In Garcia-Zavala’s case, the trooper said he pulled over the van in Portland after noticing a cracked windshield and a passenger not wearing a seat belt. However, his attention quickly turned to the immigration status of those inside, workers for an unidentified industrial site in South Portland. When they could not speak English or produce identification (the latter, except for the driver, is not a crime), he called ICE, practically giddy.

“This is the (expletive) ICE motha load right here,” he said, as recorded by his dashboard camera. “ICE is gonna be coming out here with their (expletive) SWAT team on this one.”

As the immigrants waited in the van, the trooper called them “sketchy” and “disgusting,” and made fun of their inability to speak English.

As he waited for ICE to arrive, he told another trooper, “When they show up – there’s no paperwork. It’s like they’re (expletive) kidnapping people. Have you ever seen it?” It wasn’t the first time – “I’m in the same spot we were in last time, just so you know, OK?” he told an ICE agent.
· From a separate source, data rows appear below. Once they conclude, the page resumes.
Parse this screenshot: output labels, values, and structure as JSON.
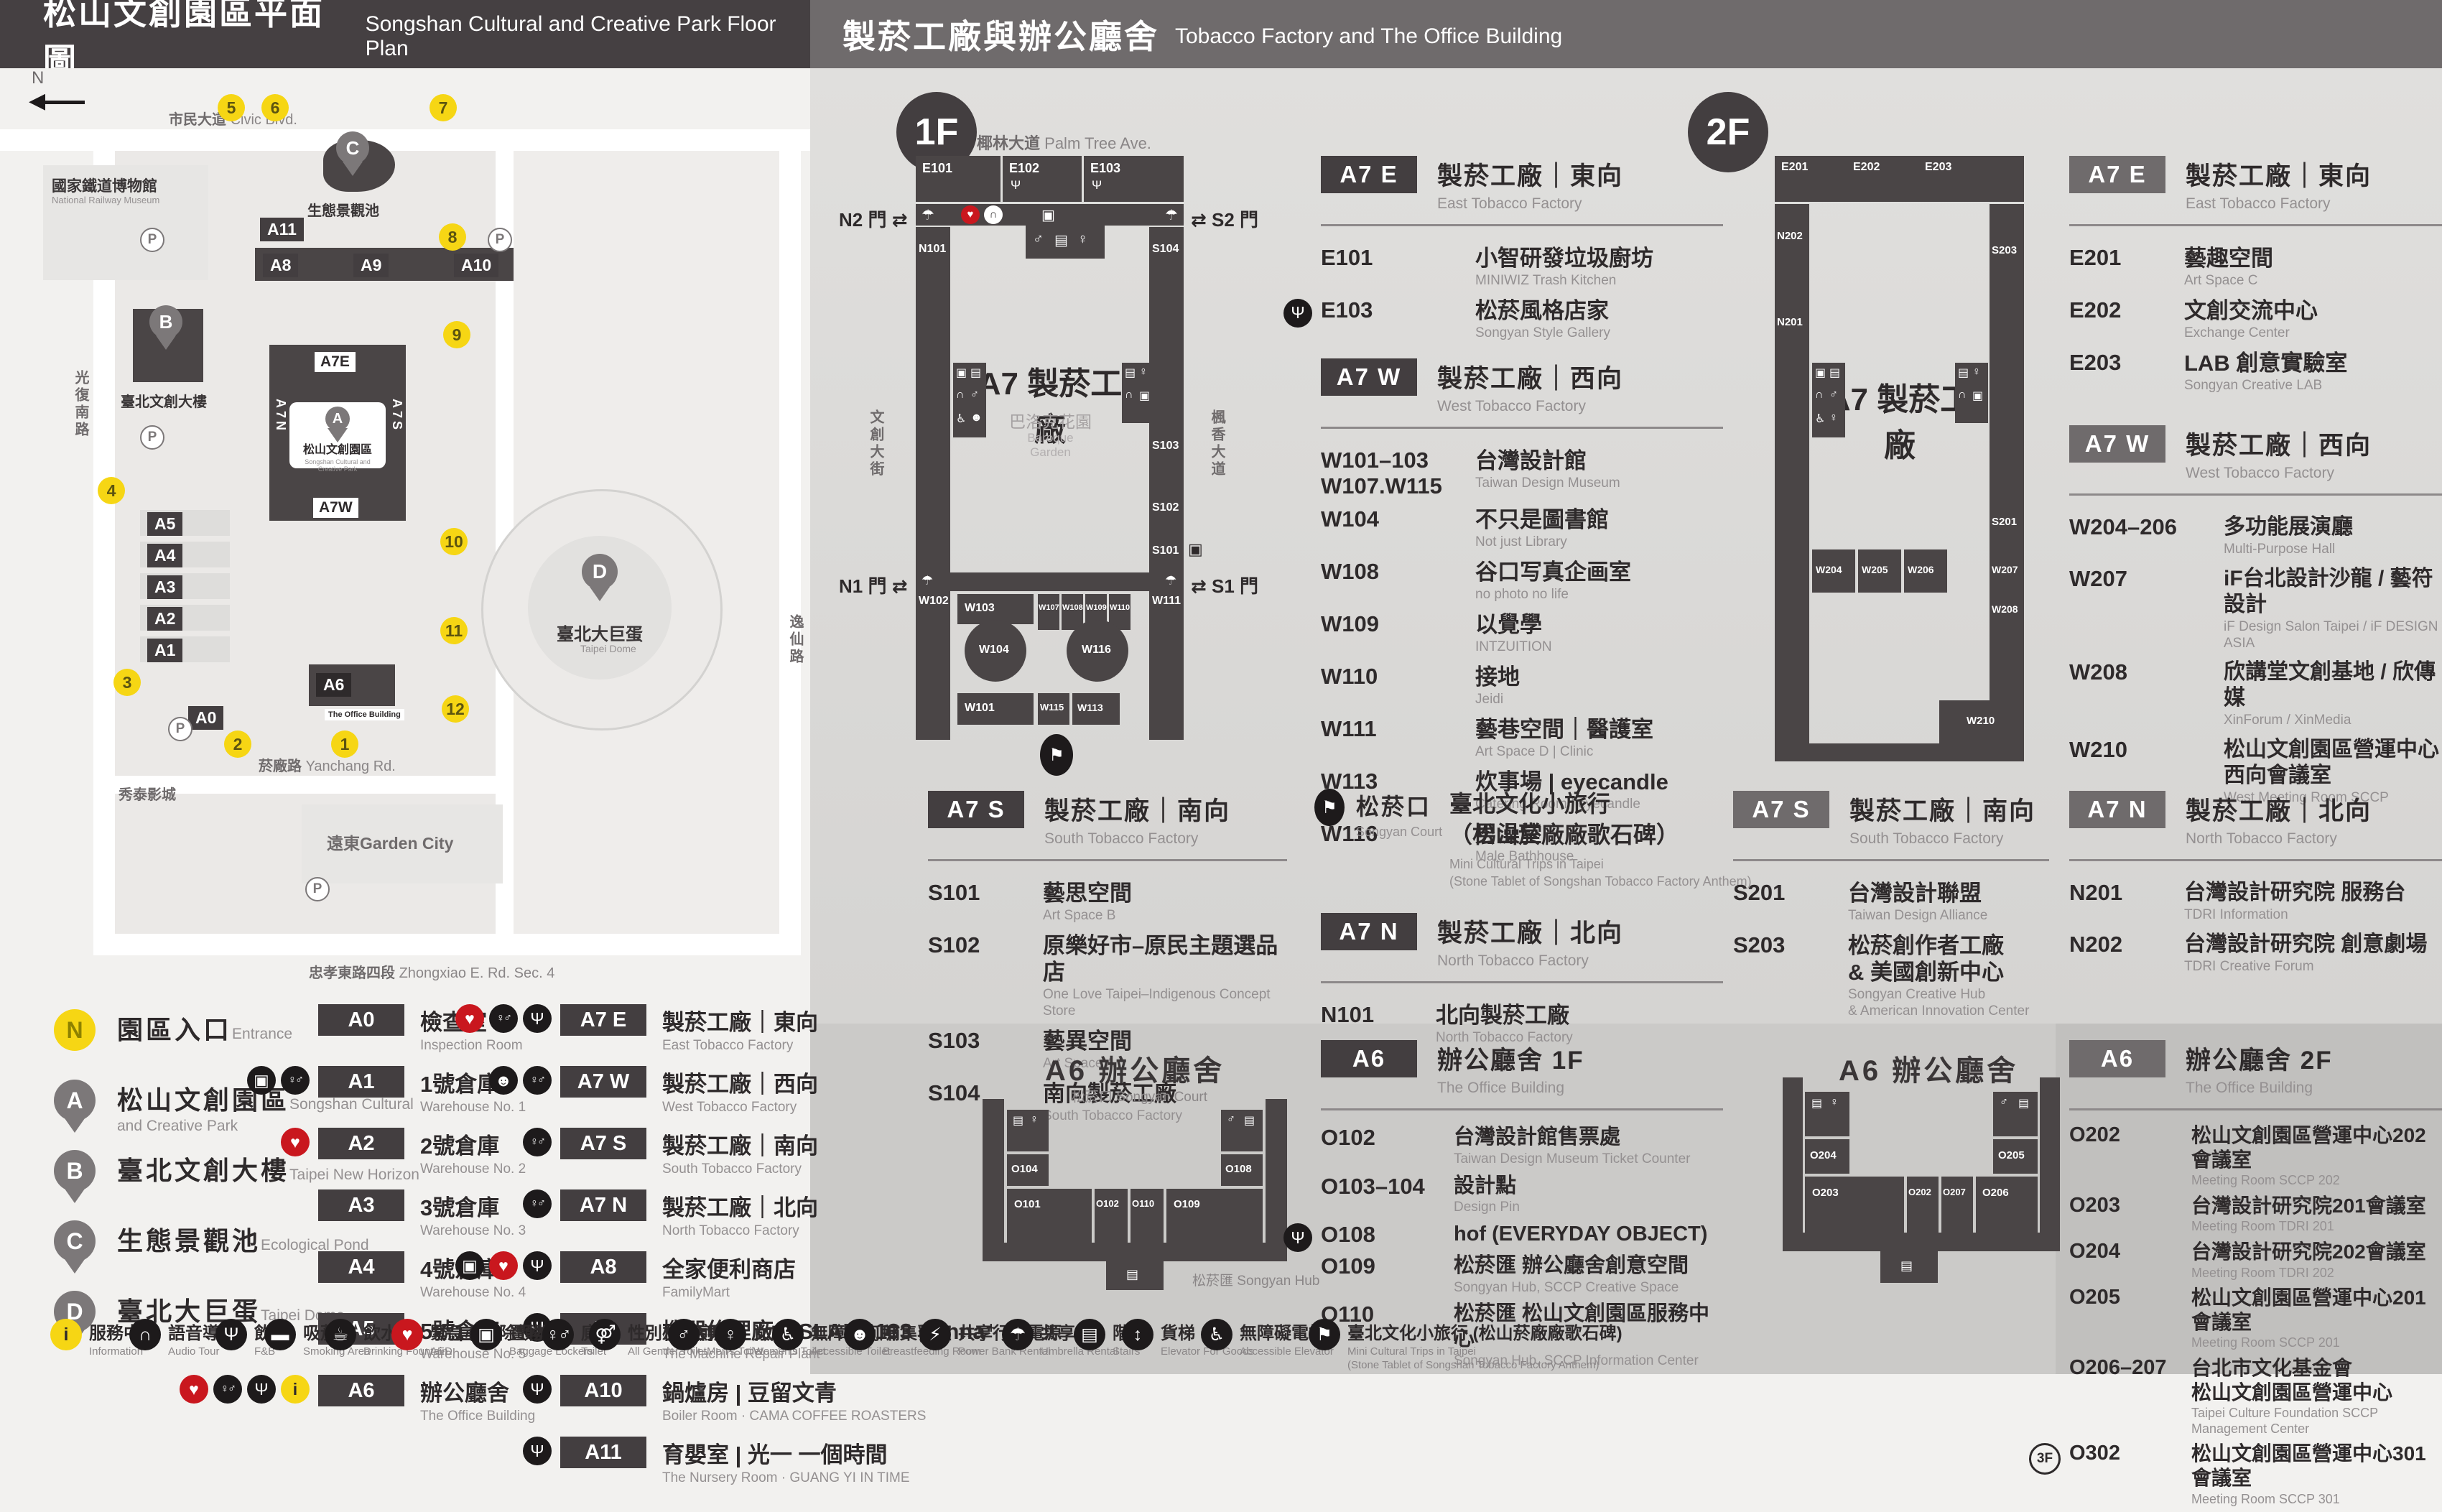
{
  "icon_glyphs": {
    "restaurant": "Ψ",
    "aed": "♥",
    "audio": "∩",
    "locker": "▣",
    "stairs": "▤",
    "restroom": "♀♂",
    "men": "♂",
    "women": "♀",
    "accessible": "♿",
    "umbrella": "☂",
    "info": "i",
    "elevator": "↕",
    "goods_elevator": "↕",
    "power": "⚡",
    "fountain": "☕",
    "smoke": "▬",
    "nursing": "☻",
    "breastfeeding": "☻",
    "trips": "⚑",
    "all_gender": "⚤",
    "accessible_elevator": "♿"
  },
  "header": {
    "left_zh": "松山文創園區平面圖",
    "left_en": "Songshan Cultural and Creative Park Floor Plan",
    "right_zh": "製菸工廠與辦公廳舍",
    "right_en": "Tobacco Factory and The Office Building"
  },
  "park": {
    "north": "N",
    "streets": [
      {
        "zh": "市民大道",
        "en": "Civic Blvd."
      },
      {
        "zh": "光復南路",
        "en": "Guangfu S. Rd."
      },
      {
        "zh": "菸廠路",
        "en": "Yanchang Rd."
      },
      {
        "zh": "忠孝東路四段",
        "en": "Zhongxiao E. Rd. Sec. 4"
      },
      {
        "zh": "逸仙路",
        "en": "Yixian Rd."
      }
    ],
    "landmarks": {
      "railway_zh": "國家鐵道博物館",
      "railway_en": "National Railway Museum",
      "parkbox_zh": "松山文創園區",
      "parkbox_en": "Songshan Cultural and Creative Park",
      "dome_zh": "臺北大巨蛋",
      "dome_en": "Taipei Dome",
      "garden_city": "遠東Garden City",
      "cinema": "秀泰影城",
      "office_tag": "The Office Building",
      "pond_zh": "生態景觀池",
      "newhorizon_zh": "臺北文創大樓"
    },
    "pins": [
      "A",
      "B",
      "C",
      "D"
    ],
    "stops": [
      "1",
      "2",
      "3",
      "4",
      "5",
      "6",
      "7",
      "8",
      "9",
      "10",
      "11",
      "12"
    ],
    "tags": {
      "a0": "A0",
      "a1": "A1",
      "a2": "A2",
      "a3": "A3",
      "a4": "A4",
      "a5": "A5",
      "a6": "A6",
      "a7e": "A7E",
      "a7w": "A7W",
      "a7n": "A7N",
      "a7s": "A7S",
      "a8": "A8",
      "a9": "A9",
      "a10": "A10",
      "a11": "A11"
    },
    "parking": "P"
  },
  "floor1": {
    "badge": "1F",
    "map": {
      "street_top_zh": "椰林大道",
      "street_top_en": "Palm Tree Ave.",
      "street_left_zh": "文創大街",
      "street_left_en": "Cultural & Creative Blvd.",
      "street_right_zh": "楓香大道",
      "street_right_en": "Maple Tree Ave.",
      "gate_n2": "N2 門",
      "gate_s2": "S2 門",
      "gate_n1": "N1 門",
      "gate_s1": "S1 門",
      "center": "A7 製菸工廠",
      "garden_zh": "巴洛克花園",
      "garden_en": "Baroque\nGarden",
      "labels": {
        "e101": "E101",
        "e102": "E102",
        "e103": "E103",
        "n101": "N101",
        "s104": "S104",
        "s103": "S103",
        "s102": "S102",
        "s101": "S101",
        "w102": "W102",
        "w103": "W103",
        "w104": "W104",
        "w107": "W107",
        "w108": "W108",
        "w109": "W109",
        "w110": "W110",
        "w111": "W111",
        "w113": "W113",
        "w115": "W115",
        "w116": "W116",
        "w101": "W101"
      }
    },
    "a7e": {
      "tag": "A7 E",
      "zh": "製菸工廠｜東向",
      "en": "East Tobacco Factory",
      "rooms": [
        {
          "id": "E101",
          "zh": "小智研發垃圾廚坊",
          "en": "MINIWIZ Trash Kitchen"
        },
        {
          "id": "E103",
          "icon": "restaurant",
          "zh": "松菸風格店家",
          "en": "Songyan Style Gallery"
        }
      ]
    },
    "a7w": {
      "tag": "A7 W",
      "zh": "製菸工廠｜西向",
      "en": "West Tobacco Factory",
      "rooms": [
        {
          "id": "W101–103\nW107.W115",
          "zh": "台灣設計館",
          "en": "Taiwan Design Museum"
        },
        {
          "id": "W104",
          "zh": "不只是圖書館",
          "en": "Not just Library"
        },
        {
          "id": "W108",
          "zh": "谷口写真企画室",
          "en": "no photo no life"
        },
        {
          "id": "W109",
          "zh": "以覺學",
          "en": "INTZUITION"
        },
        {
          "id": "W110",
          "zh": "接地",
          "en": "Jeidi"
        },
        {
          "id": "W111",
          "zh": "藝巷空間｜醫護室",
          "en": "Art Space D | Clinic"
        },
        {
          "id": "W113",
          "zh": "炊事場 | eyecandle",
          "en": "Catering Room | eyecandle"
        },
        {
          "id": "W116",
          "zh": "男澡堂",
          "en": "Male Bathhouse"
        }
      ]
    },
    "a7s": {
      "tag": "A7 S",
      "zh": "製菸工廠｜南向",
      "en": "South Tobacco Factory",
      "rooms": [
        {
          "id": "S101",
          "zh": "藝思空間",
          "en": "Art Space B"
        },
        {
          "id": "S102",
          "zh": "原樂好市–原民主題選品店",
          "en": "One Love Taipei–Indigenous Concept Store"
        },
        {
          "id": "S103",
          "zh": "藝異空間",
          "en": "Art Space A"
        },
        {
          "id": "S104",
          "zh": "南向製菸工廠",
          "en": "South Tobacco Factory"
        }
      ]
    },
    "court": {
      "zh": "松菸口",
      "en": "Songyan Court",
      "title": "臺北文化小旅行\n（松山菸廠廠歌石碑）",
      "sub": "Mini Cultural Trips in Taipei\n(Stone Tablet of Songshan Tobacco Factory Anthem)"
    },
    "a7n": {
      "tag": "A7 N",
      "zh": "製菸工廠｜北向",
      "en": "North Tobacco Factory",
      "rooms": [
        {
          "id": "N101",
          "zh": "北向製菸工廠",
          "en": "North Tobacco Factory"
        }
      ]
    },
    "a6": {
      "tag": "A6",
      "zh": "辦公廳舍 1F",
      "en": "The Office Building",
      "map_title": "A6 辦公廳舍",
      "court": "松菸口 Songyan Court",
      "hub": "松菸匯 Songyan Hub",
      "map_labels": {
        "o104": "O104",
        "o108": "O108",
        "o101": "O101",
        "o102": "O102",
        "o110": "O110",
        "o109": "O109"
      },
      "rooms": [
        {
          "id": "O102",
          "zh": "台灣設計館售票處",
          "en": "Taiwan Design Museum Ticket Counter"
        },
        {
          "id": "O103–104",
          "zh": "設計點",
          "en": "Design Pin"
        },
        {
          "id": "O108",
          "icon": "restaurant",
          "zh": "hof (EVERYDAY OBJECT)",
          "en": ""
        },
        {
          "id": "O109",
          "zh": "松菸匯 辦公廳舍創意空間",
          "en": "Songyan Hub, SCCP Creative Space"
        },
        {
          "id": "O110",
          "zh": "松菸匯 松山文創園區服務中心",
          "en": "Songyan Hub, SCCP Information Center"
        }
      ]
    }
  },
  "floor2": {
    "badge": "2F",
    "map": {
      "center": "A7 製菸工廠",
      "labels": {
        "e201": "E201",
        "e202": "E202",
        "e203": "E203",
        "n202": "N202",
        "n201": "N201",
        "s203": "S203",
        "s201": "S201",
        "w204": "W204",
        "w205": "W205",
        "w206": "W206",
        "w207": "W207",
        "w208": "W208",
        "w210": "W210"
      }
    },
    "a7e": {
      "tag": "A7 E",
      "zh": "製菸工廠｜東向",
      "en": "East Tobacco Factory",
      "rooms": [
        {
          "id": "E201",
          "zh": "藝趣空間",
          "en": "Art Space C"
        },
        {
          "id": "E202",
          "zh": "文創交流中心",
          "en": "Exchange Center"
        },
        {
          "id": "E203",
          "zh": "LAB 創意實驗室",
          "en": "Songyan Creative LAB"
        }
      ]
    },
    "a7w": {
      "tag": "A7 W",
      "zh": "製菸工廠｜西向",
      "en": "West Tobacco Factory",
      "rooms": [
        {
          "id": "W204–206",
          "zh": "多功能展演廳",
          "en": "Multi-Purpose Hall"
        },
        {
          "id": "W207",
          "zh": "iF台北設計沙龍 / 藝符設計",
          "en": "iF Design Salon Taipei / iF DESIGN ASIA"
        },
        {
          "id": "W208",
          "zh": "欣講堂文創基地 / 欣傳媒",
          "en": "XinForum / XinMedia"
        },
        {
          "id": "W210",
          "zh": "松山文創園區營運中心\n西向會議室",
          "en": "West Meeting Room SCCP"
        }
      ]
    },
    "a7s": {
      "tag": "A7 S",
      "zh": "製菸工廠｜南向",
      "en": "South Tobacco Factory",
      "rooms": [
        {
          "id": "S201",
          "zh": "台灣設計聯盟",
          "en": "Taiwan Design Alliance"
        },
        {
          "id": "S203",
          "zh": "松菸創作者工廠\n& 美國創新中心",
          "en": "Songyan Creative Hub\n& American Innovation Center"
        }
      ]
    },
    "a7n": {
      "tag": "A7 N",
      "zh": "製菸工廠｜北向",
      "en": "North Tobacco Factory",
      "rooms": [
        {
          "id": "N201",
          "zh": "台灣設計研究院 服務台",
          "en": "TDRI Information"
        },
        {
          "id": "N202",
          "zh": "台灣設計研究院 創意劇場",
          "en": "TDRI Creative Forum"
        }
      ]
    },
    "a6": {
      "tag": "A6",
      "zh": "辦公廳舍 2F",
      "en": "The Office Building",
      "map_title": "A6 辦公廳舍",
      "map_labels": {
        "o204": "O204",
        "o205": "O205",
        "o203": "O203",
        "o202": "O202",
        "o207": "O207",
        "o206": "O206"
      },
      "rooms": [
        {
          "id": "O202",
          "zh": "松山文創園區營運中心202會議室",
          "en": "Meeting Room SCCP 202"
        },
        {
          "id": "O203",
          "zh": "台灣設計研究院201會議室",
          "en": "Meeting Room TDRI 201"
        },
        {
          "id": "O204",
          "zh": "台灣設計研究院202會議室",
          "en": "Meeting Room TDRI 202"
        },
        {
          "id": "O205",
          "zh": "松山文創園區營運中心201會議室",
          "en": "Meeting Room SCCP 201"
        },
        {
          "id": "O206–207",
          "zh": "台北市文化基金會\n松山文創園區營運中心",
          "en": "Taipei Culture Foundation SCCP Management Center"
        },
        {
          "id": "O302",
          "pre": "3F",
          "zh": "松山文創園區營運中心301會議室",
          "en": "Meeting Room SCCP 301"
        }
      ]
    }
  },
  "legend": {
    "places": [
      {
        "pin": "N",
        "cls": "pin ypin",
        "zh": "園區入口",
        "en": "Entrance"
      },
      {
        "pin": "A",
        "cls": "pin",
        "zh": "松山文創園區",
        "en": "Songshan Cultural\nand Creative Park"
      },
      {
        "pin": "B",
        "cls": "pin",
        "zh": "臺北文創大樓",
        "en": "Taipei New Horizon"
      },
      {
        "pin": "C",
        "cls": "pin",
        "zh": "生態景觀池",
        "en": "Ecological Pond"
      },
      {
        "pin": "D",
        "cls": "pin",
        "zh": "臺北大巨蛋",
        "en": "Taipei Dome"
      }
    ],
    "a_items": [
      {
        "tag": "A0",
        "zh": "檢查室",
        "en": "Inspection Room",
        "icons": []
      },
      {
        "tag": "A1",
        "zh": "1號倉庫",
        "en": "Warehouse No. 1",
        "icons": [
          "locker",
          "restroom"
        ]
      },
      {
        "tag": "A2",
        "zh": "2號倉庫",
        "en": "Warehouse No. 2",
        "icons": [
          "aed"
        ]
      },
      {
        "tag": "A3",
        "zh": "3號倉庫",
        "en": "Warehouse No. 3",
        "icons": []
      },
      {
        "tag": "A4",
        "zh": "4號倉庫",
        "en": "Warehouse No. 4",
        "icons": []
      },
      {
        "tag": "A5",
        "zh": "5號倉庫",
        "en": "Warehouse No. 5",
        "icons": []
      },
      {
        "tag": "A6",
        "zh": "辦公廳舍",
        "en": "The Office Building",
        "icons": [
          "aed",
          "restroom",
          "restaurant",
          "info"
        ]
      }
    ],
    "a7_items": [
      {
        "tag": "A7 E",
        "zh": "製菸工廠｜東向",
        "en": "East Tobacco Factory",
        "icons": [
          "aed",
          "restroom",
          "restaurant"
        ]
      },
      {
        "tag": "A7 W",
        "zh": "製菸工廠｜西向",
        "en": "West Tobacco Factory",
        "icons": [
          "nursing",
          "restroom"
        ]
      },
      {
        "tag": "A7 S",
        "zh": "製菸工廠｜南向",
        "en": "South Tobacco Factory",
        "icons": [
          "restroom"
        ]
      },
      {
        "tag": "A7 N",
        "zh": "製菸工廠｜北向",
        "en": "North Tobacco Factory",
        "icons": [
          "restroom"
        ]
      },
      {
        "tag": "A8",
        "zh": "全家便利商店",
        "en": "FamilyMart",
        "icons": [
          "locker",
          "aed",
          "restaurant"
        ]
      },
      {
        "tag": "A9",
        "zh": "機器修理廠 | ISLAND133 gonna⁺",
        "en": "The Machine Repair Plant",
        "icons": [
          "restaurant"
        ]
      },
      {
        "tag": "A10",
        "zh": "鍋爐房 | 豆留文青",
        "en": "Boiler Room · CAMA COFFEE ROASTERS",
        "icons": [
          "restaurant"
        ]
      },
      {
        "tag": "A11",
        "zh": "育嬰室 | 光一 一個時間",
        "en": "The Nursery Room · GUANG YI IN TIME",
        "icons": [
          "restaurant"
        ]
      }
    ]
  },
  "icon_strip": [
    {
      "icon": "info",
      "zh": "服務中心",
      "en": "Information"
    },
    {
      "icon": "audio",
      "zh": "語音導覽",
      "en": "Audio Tour"
    },
    {
      "icon": "restaurant",
      "zh": "飲食",
      "en": "F&B"
    },
    {
      "icon": "smoke",
      "zh": "吸菸區",
      "en": "Smoking Area"
    },
    {
      "icon": "fountain",
      "zh": "飲水機",
      "en": "Drinking Fountain"
    },
    {
      "icon": "aed",
      "zh": "緊急心臟除顫器",
      "en": "AED"
    },
    {
      "icon": "locker",
      "zh": "置物櫃",
      "en": "Baggage Lockers"
    },
    {
      "icon": "restroom",
      "zh": "廁所",
      "en": "Toilet"
    },
    {
      "icon": "all_gender",
      "zh": "性別友善廁所",
      "en": "All Gender Toilet"
    },
    {
      "icon": "men",
      "zh": "男廁",
      "en": "Men's Toilet"
    },
    {
      "icon": "women",
      "zh": "女廁",
      "en": "Women's Toilet"
    },
    {
      "icon": "accessible",
      "zh": "無障礙廁所",
      "en": "Accessible Toilet"
    },
    {
      "icon": "breastfeeding",
      "zh": "哺集乳室",
      "en": "Breastfeeding Room"
    },
    {
      "icon": "power",
      "zh": "共享行動電源",
      "en": "Power Bank Rental"
    },
    {
      "icon": "umbrella",
      "zh": "共享傘",
      "en": "Umbrella Rental"
    },
    {
      "icon": "stairs",
      "zh": "階梯",
      "en": "Stairs"
    },
    {
      "icon": "goods_elevator",
      "zh": "貨梯",
      "en": "Elevator For Goods"
    },
    {
      "icon": "accessible_elevator",
      "zh": "無障礙電梯",
      "en": "Accessible Elevator"
    },
    {
      "icon": "trips",
      "zh": "臺北文化小旅行 (松山菸廠廠歌石碑)",
      "en": "Mini Cultural Trips in Taipei\n(Stone Tablet of Songshan Tobacco Factory Anthem)"
    }
  ]
}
When two attorneys stopped by the scene to check on the immigrants, the troopers warned them not to get involved. One of the troopers said he was close to arresting one of the attorneys.

Is that what we want?

These were workers, not criminals, presumably valued by their employer. They are thousands of miles from home, because this is where opportunity is, and because the United States for decades has welcomed the contributions of undocumented workers but not provided them a reasonable path to citizenship. Now, after a sudden shift in policy by a scapegoating president, their lives can change forever because of a traffic stop, whisked away by federal agents and given few rights.

Immigration policy has been broken for years. Now, it is increasingly inhumane, too.